In the living room, the Three Sisters were putting on their coats, winding scarves around their throats, kissing Peter and then Charles goodbye. “You’ll be okay?” he heard Charles ask Percival. “I’ll see you next week, all right?” And Percival’s response: “Yes, I’m fine. Thanks, Charlie—for everything.” David was always moved by this side of Charles: his motherliness, his care. He had a sudden vision of one of the mothers in the picture books he and his father used to read together, babushkaed and aproned and pleasantly fat and living in a stone house in some unnamed village in some unnamed European country, slipping into her children’s pockets pebbles that she had heated in the oven so their fingers would stay warm on their walk to school.
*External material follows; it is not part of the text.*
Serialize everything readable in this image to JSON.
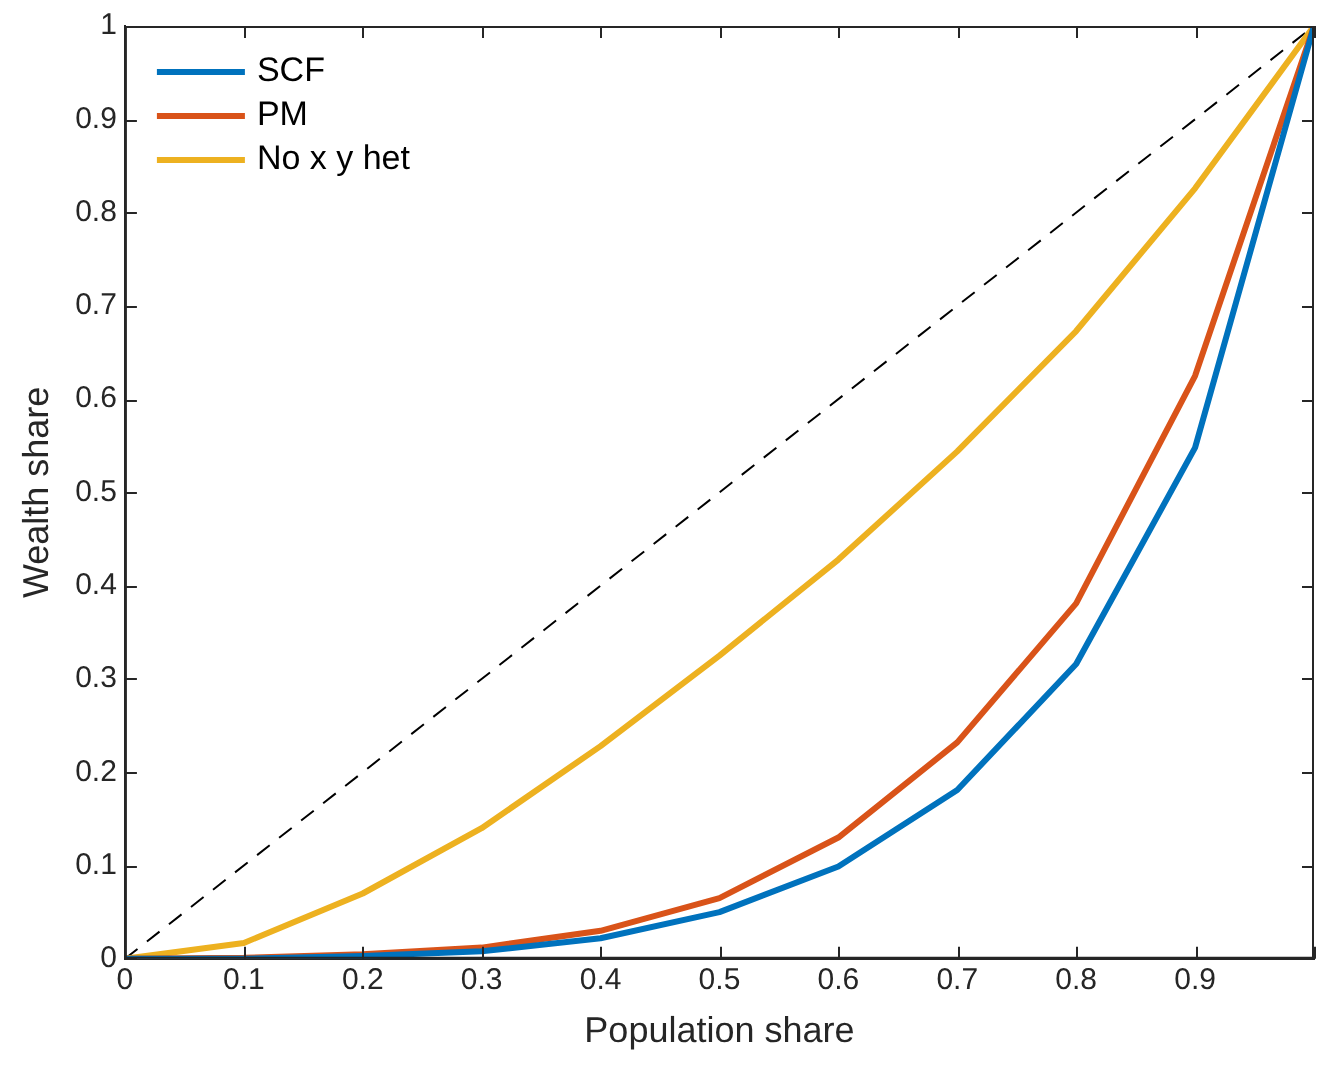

He knew Charles had asked Adams to instruct the caterers to pack up all the leftover food so any of their guests could take some, though he knew Charles meant for the majority of it to go to John and Timothy. In the kitchen, he found some of the waitstaff placing the last of the cookies and cakes into cardboard containers, and the containers into paper bags, and others hefting large crates of dirty dishes out to their van, which was parked behind the house, in the courtyard that had once separated the main building from the carriage house, which was now a garage. James, he was disappointed and relieved to discover, was nowhere in sight, and for a moment he watched, mesmerized, at the tenderness with which one young woman lowered the remaining quarter of the cheesecake into a plastic tub, settling it as if it were a baby she was tucking into its cradle.